Kim Daniels, associate director of the initiative, began Friday’s event with a prayer for George Floyd “and all those who suffer from acts of racism and injustice,” after a “tragic week” where large riots and protests had occurred in Minneapolis, New York, and other cities in the U.S. Daniels was appointed by Pope Francis to the Vatican’s Dicastery for Communication in 2016.
The protests followed the death of George Floyd in Minneapolis on Monday after a police officer was seen kneeling on his neck for several minutes while arresting him. Floyd, moaning and crying out in apparent pain, said repeatedly that he could not breathe in a video of the incident taken by bystanders.
Floyd appeared unconscious several minutes into the video, and according to the police department was later taken to a hospital where he died.

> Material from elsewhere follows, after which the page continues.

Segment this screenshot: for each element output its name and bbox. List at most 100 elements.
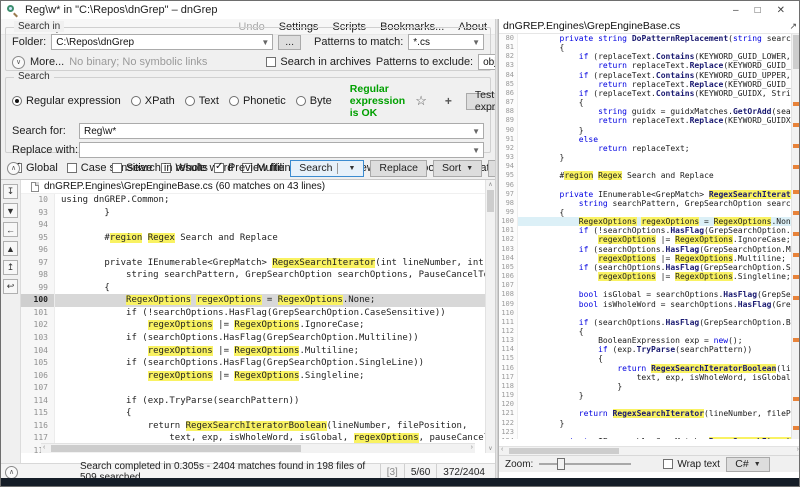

Four police officers involved in Floyd’s arrest were fired from the department, and one was arrested on Friday and charged with murder and manslaughter.
Noting the prayer for Floyd and other victims of racism and injustice at the beginning of Friday’s event, Turkson said that “it’s just a cry for people to recognize that every human being requires a minimum of social conditions to enable him to live, and live successfully and happily.”
Both human beings and the environment need to be cared for, he said, and when they are not “the cry of the earth and the cry of the poor” is heard—a key message of Laudato si’.
The “cry of the poor” occurs because “what they need to constitute their thriving, prosperous environment, is denied them,” the cardinal said. “And that’s why we talk about justice.”
The human and economic toll of the new coronavirus (COVID-19) pandemic has also taught ecological lessons, he said.
Turkson pointed out that lockdown conditions have resulted in emissions drops, causing cleaner air in India and China, but the sudden unemployment of millions of people as a result of the economic shutdown challenges the very sustainability of the current economic system.
Cardinal Turkson said that Pope Francis’ letter was the “result of a lot of teaching” from previous popes.